Pronominaritis

Betonungen beim Vorlesen

Bischöfe sind infiziert, Priester und Diakone leiden daran und unter Lektoren ist es eine regelrechte Seuche. Man könnte gar von einer Volkskrankheit sprechen, denn das Leiden ist keineswegs nur auf den kirchlichen Bereich beschränkt. Der pathologische Befund: beim Vorlesen werden Pronomina und Verneinungen statt wirklich sinntragender Wörter betont.

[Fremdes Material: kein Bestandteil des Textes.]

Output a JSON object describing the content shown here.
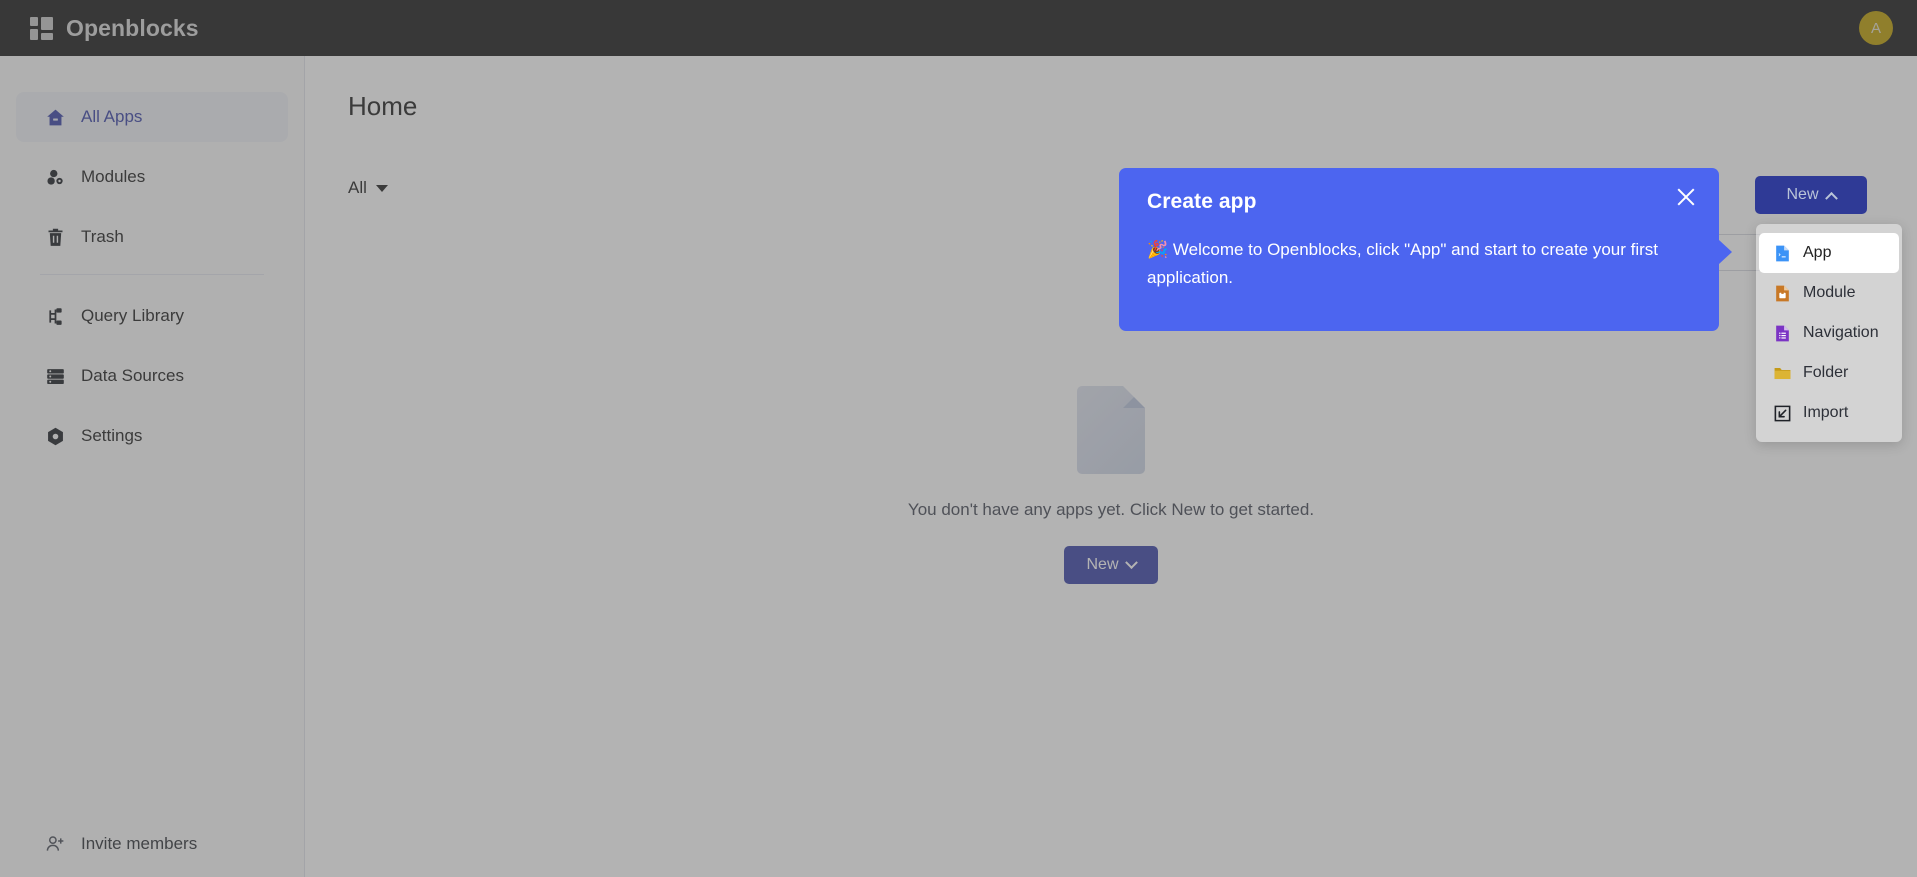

Eine typische Gottesdienstgemeinde spricht beispielsweise: „Vater unser im Himmel, geheiligt werde dein Name, dein Reich komme, dein Wille geschehe.“ Wieviel mehr sprachliche Bilder gehen auf, wenn die Betonung nicht um das Du kreist, sondern den Namen, das Reich, den Willen Gottes in den Blick nimmt, also zu hören ist: „geheiligt werde dein Name, dein Reich komme, dein Wille geschehe.“

Die typische Schutzbehauptung der von der Pronominaritis Befallenen lautet, es solle doch gerade sein Wille geschehen, sein Reich kommen, sein Name geheiligt werden, und nicht der eines anderen. Doch von einem anderen ist im Vaterunser nicht die Rede, angesprochen ist der Vater im Himmel. Es geht um keinen Alternativvorschlag, dieses oder jenes Reich, diesen oder jenen Willen zu wählen, sondern es werden Bitten verschiedenen Inhalts vor den einen Adressaten getragen. Betont werden müssen also die verschiedenen Bitten nicht der immer gleiche Adressat.

Ähnliches wie für die Pronomina gilt für Verneinungen. Sie werden oft sprachlich mit einem roten Rand versehen wie ein Verbotsschild am Straßenrand. Anders als bei diesem geht aber beim Hören das Piktogramm im Innern dieses roten Rahmens verloren: „Ich entziehe ihm nicht meine Huld, breche ihm nicht die Treue.“ Wenn die Betonung jedes Mal auf nicht liegt, werden Huld und Treue schnell verschluckt und überhört. Doch dies sind die inhaltlich tragenden Begriffe, die Verneinung ergibt sich meist bereits aus dem Kontext. Korrekt wäre daher: „Ich entziehe ihm nicht meine Huld, breche ihm nicht die Treue.“ Die Beispiele ließen sich tausendfach fortsetzen.

Interessanterweise tritt das Krankheitsbild der Pronominaritis nur beim (feierlichen) Vorlesen auf. In freier Rede setzen die Infizierten die Schwerpunkte ihres Sprechens meist ganz organisch und dem Sinn gemäß. Ein Therapievorschlag aus fünfzehn Jahren Erfahrung in der Lektorenausbildung? Da die Krankheitserreger im Verborgenen schlummern und nahezu aus dem Unbewussten heraus die Herrschaft über die Betonung des vorzulesenden Textes ergreifen, reicht es oft schon, die Pronomina- und Verneinungsbetonung bewusst zu machen, um einen Prozess des Umdenkens anzustoßen. Flankierende Maßnahme muss dann jedoch das Vorbereiten des Textes sein: die wirklich sinntragenden Wörter einer jeden Sprechzeile müssen markiert und der Text anhand dieser Markierungen laut geübt werden.

Außer für Lektoren lohnt es sich auch für alle anderen Sprecher im Gottesdienst, die eigene Praxis etwa bei Orationen oder beim Hochgebet zu überprüfen. Verschiebungen der gewohnten Betonung führen zu neuen Höreindrücken und lassen Inhalte oft in ganz neuem Licht erscheinen.